A company typically starts an analysis by separating ratios into groups, such as profitability, liquidity, financial leverage, and asset turnover. The ratios test different parts of the business based on related accounting data. Information provided from each group includes the ability to meet short-term debt obligations, use of assets to generate profits, use of debt in the business, and profit earned from a single product or multiple product lines. Accountants typically prepare the ratios as they are neutral parties in the analysis. From here, owners and executives take the data for comparative and review purposes.
Reports that detail a company’s comparative ratio analysis do not need to follow a specific format. Although the ratios carry the name financial ratios, they are often more of an internal accounting tool for specific stakeholders. Therefore, the report can have a format that best suits the needs of owners, executives, or managers. The only standard is the separation of ratios by type, as mentioned earlier. The order of importance or other ranking is purely decided by the needs or demands of the business.

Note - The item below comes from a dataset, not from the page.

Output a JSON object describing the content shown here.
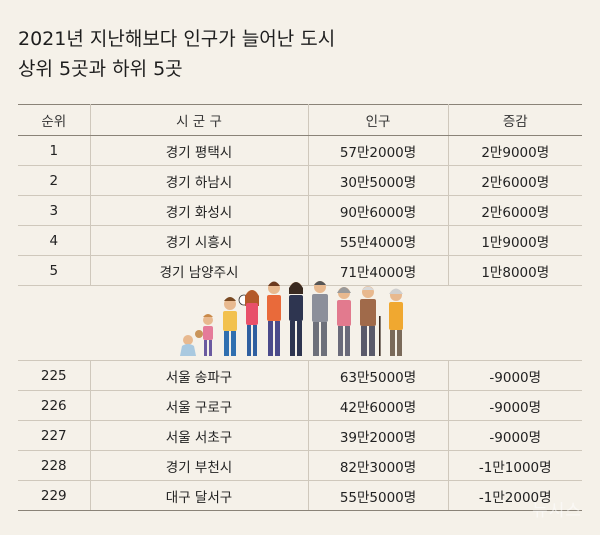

Trend analysis is the first major use of a comparative ratio analysis. Accountants prepare data for several months and place them in order by month and year if necessary. Report users can then look at the increase or decrease in the different ratios and assess performance. For example, decreasing current and quick ratios can indicate a tougher time meeting short-term debt obligations. Weaker profitability ratios can also provide information as to why the current or quick ratios are losing ground.
Benchmarking compares one company’s performance to another business, which allows owners and executives to determine how well the company operates under the same economic conditions. When a company is significantly behind its competitors, there is typically a major issue at hand. Comparative ratio analysis tends to strip away any accounting policies that change or alter a company’s earnings, allowing for a one-tone review on financial performance.